Even então, ele conseguiu vender alguns quebra-cabeças, incluindo um para o Times; ele vai funcionar em uma terça-feira, um dia relativamente fácil (os quebra-cabeças do Times ficam mais difíceis a cada dia, com o mais fácil na segunda-feira e o mais difícil no sábado). Ele passou 20 horas criando-o, fora e dentro de mais de seis meses. O pagamento por um puzzle diário é de $200 ($1,000 para o grande domingo).
Dando uma escolha, ele prefere resolver as palavras cruzadas num computador. Mas nas competições os puzzles são feitos em papel, onde as pistas são arranjadas de forma um pouco diferente, por isso à medida que o torneio anual se aproxima (o próximo é em Março), ele muda para papel para se manter no topo do seu jogo. Caso contrário, ele disse: “você pode perder segundos preciosos, preciosos à procura de pistas”. Ele escreve com um lápis mecânico, do mesmo tipo que usa para marcar partituras musicais.
Ele planeja competir novamente.
“Eu definitivamente vou tentar defender o título”, disse ele. Ganhar é divertido, mas também, ele acrescentou, “a única maneira de ganhar dinheiro com este passatempo”.
O grande prémio é de $5.000. Ele professou que os torneios de Sudoku pagam muito mais – $10.000. “Eu não sou particularmente bom em Sudoku”, disse ele.
Ele não joga Scrabble. Esse jogo e as palavras cruzadas diferem nos tipos de palavras que eles usam.

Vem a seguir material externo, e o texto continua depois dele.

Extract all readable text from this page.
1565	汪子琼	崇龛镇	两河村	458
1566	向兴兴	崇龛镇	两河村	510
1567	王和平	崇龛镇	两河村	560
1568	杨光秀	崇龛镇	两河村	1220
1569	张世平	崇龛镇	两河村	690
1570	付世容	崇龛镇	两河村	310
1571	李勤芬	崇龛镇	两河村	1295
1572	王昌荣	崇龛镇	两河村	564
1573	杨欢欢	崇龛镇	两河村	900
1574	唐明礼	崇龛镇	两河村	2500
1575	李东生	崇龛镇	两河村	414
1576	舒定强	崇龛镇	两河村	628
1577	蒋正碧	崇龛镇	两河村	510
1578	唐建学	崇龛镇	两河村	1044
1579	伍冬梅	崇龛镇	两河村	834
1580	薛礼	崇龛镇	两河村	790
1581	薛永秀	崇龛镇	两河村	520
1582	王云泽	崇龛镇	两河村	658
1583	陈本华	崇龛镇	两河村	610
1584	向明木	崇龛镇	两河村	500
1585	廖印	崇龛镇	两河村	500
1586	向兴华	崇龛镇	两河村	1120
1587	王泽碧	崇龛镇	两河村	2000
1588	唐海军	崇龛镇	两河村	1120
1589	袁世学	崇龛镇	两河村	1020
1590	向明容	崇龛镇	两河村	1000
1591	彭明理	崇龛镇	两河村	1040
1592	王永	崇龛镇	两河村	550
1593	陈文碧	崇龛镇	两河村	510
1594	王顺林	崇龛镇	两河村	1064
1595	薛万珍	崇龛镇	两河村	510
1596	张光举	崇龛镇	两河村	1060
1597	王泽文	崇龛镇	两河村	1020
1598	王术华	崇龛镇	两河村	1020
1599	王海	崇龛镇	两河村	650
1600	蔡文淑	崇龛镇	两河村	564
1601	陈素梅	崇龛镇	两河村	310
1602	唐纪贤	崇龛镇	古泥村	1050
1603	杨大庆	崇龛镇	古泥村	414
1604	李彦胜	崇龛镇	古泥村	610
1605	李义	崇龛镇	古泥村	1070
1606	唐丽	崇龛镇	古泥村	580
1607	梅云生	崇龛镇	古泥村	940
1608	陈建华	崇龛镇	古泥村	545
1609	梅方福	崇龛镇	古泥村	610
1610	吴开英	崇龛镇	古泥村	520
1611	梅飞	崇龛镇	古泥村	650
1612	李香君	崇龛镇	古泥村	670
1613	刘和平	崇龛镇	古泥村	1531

“Provavelmente prejudicaria minhas chances de campeonato se eu tentasse memorizar a lista de Scrabble também”, ele disse. “Meu cérebro está cheio de palavras cruzadas”
Ele já viu praticamente tudo o que é provável que apareça em um enigma de palavras cruzadas. Mas ele continua a coleccioná-las. “Um dia,” disse ele, “Eu terei feito todas elas.”